As I said to Birch the other night while trying to keep us both smiling as Keats kicked, screamed, and whined, "Whining is not sexy." That's when it hit me.
Our marriage has been a bit Two lately, too. We snap at each other, misread tired statements as resentment, forget to say "please" and "thank you," misunderstand who's doing what when, schedule appointments for the same time so that one of us has to reschedule or cancel... the list goes on. And yes, whining is not sexy. After listening to whining all day, I'm just not quite there.
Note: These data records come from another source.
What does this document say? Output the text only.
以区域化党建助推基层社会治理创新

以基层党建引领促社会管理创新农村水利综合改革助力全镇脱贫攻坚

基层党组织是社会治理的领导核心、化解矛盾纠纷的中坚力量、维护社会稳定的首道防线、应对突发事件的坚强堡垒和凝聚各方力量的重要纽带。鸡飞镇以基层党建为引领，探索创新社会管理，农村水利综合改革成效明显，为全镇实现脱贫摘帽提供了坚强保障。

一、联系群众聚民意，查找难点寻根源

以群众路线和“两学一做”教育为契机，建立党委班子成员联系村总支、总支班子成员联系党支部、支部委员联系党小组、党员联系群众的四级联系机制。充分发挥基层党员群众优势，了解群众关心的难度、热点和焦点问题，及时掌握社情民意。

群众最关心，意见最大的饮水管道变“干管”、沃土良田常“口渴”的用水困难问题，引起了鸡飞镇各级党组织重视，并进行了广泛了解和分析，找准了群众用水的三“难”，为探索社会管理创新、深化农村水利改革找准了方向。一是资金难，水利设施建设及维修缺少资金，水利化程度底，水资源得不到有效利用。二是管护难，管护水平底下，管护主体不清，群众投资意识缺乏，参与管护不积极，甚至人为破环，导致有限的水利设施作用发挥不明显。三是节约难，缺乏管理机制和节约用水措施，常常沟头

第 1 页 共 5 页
Like with Keats, we know this time will pass in our lives. We're already becoming better communicators and are starting to figure out what little things we can do for one another and for ourselves in order to get through each day just a little happier. It'll take a bit more patience, understanding, discipline, and escapism to get to that beautiful place that is after Two. You know, until we face it once again with Frida. Oh heavens...
We'll make it though. We're learning so much about all this change and excitement. It's definitely hard and exhausting, but truthfully, I believe it to be worth every minute. I have a lovely family and we love each other deeply. We live in a gorgeous part of the world and are making new friends with the residents here.
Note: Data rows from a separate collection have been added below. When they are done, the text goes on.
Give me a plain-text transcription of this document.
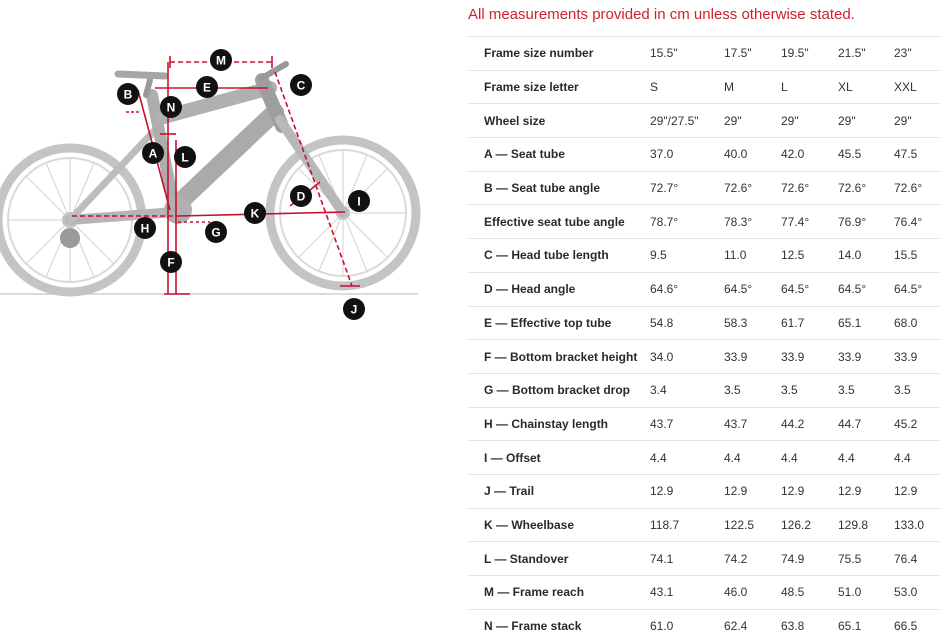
M
E	C
B
N
A L
D	I
H
K
G
F
J
All measurements provided in cm unless otherwise stated.
Frame size number	15.5"	17.5"	19.5"	21.5"	23"
Frame size letter	S	M	L	XL	XXL
Wheel size	29"/27.5"	29"	29"	29"	29"
A — Seat tube	37.0	40.0	42.0	45.5	47.5
B — Seat tube angle	72.7°	72.6°	72.6°	72.6°	72.6°
Effective seat tube angle	78.7°	78.3°	77.4°	76.9°	76.4°
C — Head tube length	9.5	11.0	12.5	14.0	15.5
D — Head angle	64.6°	64.5°	64.5°	64.5°	64.5°
E — Effective top tube	54.8	58.3	61.7	65.1	68.0
F — Bottom bracket height	34.0	33.9	33.9	33.9	33.9
G — Bottom bracket drop	3.4	3.5	3.5	3.5	3.5
H — Chainstay length	43.7	43.7	44.2	44.7	45.2
I — Offset	4.4	4.4	4.4	4.4	4.4
J — Trail	12.9	12.9	12.9	12.9	12.9
K — Wheelbase	118.7	122.5	126.2	129.8	133.0
L — Standover	74.1	74.2	74.9	75.5	76.4
M — Frame reach	43.1	46.0	48.5	51.0	53.0
N — Frame stack	61.0	62.4	63.8	65.1	66.5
It reminds me so much of my time in Virginia, being in a place where you have no history and no one knows a thing about you except for what they see. You have the chance to be only exactly who you are in that exact moment of your life without the baggage of expectation or habit. That is what Birch and I need to insert into our marriage and family life: newness. We've been married for four years which isn't long but it's definitely long enough to have established a routine of behavior. I've been working hard to initiate some more routine into my life, mostly in the ship-shape arena, but it is also so important to inject a little adventure, spontaneity, and fun into each day however it is you can get it. I look back on my time in Virginia as my true learning ground for marriage. It's where I truly became who I am purely because I was myself alone. It's fitting that within that time I met Birch. We fell in love and were married six months later. At one point we knew what "whirlwind" meant. Now we have become a bit settled and I don't think we're wearing it very well.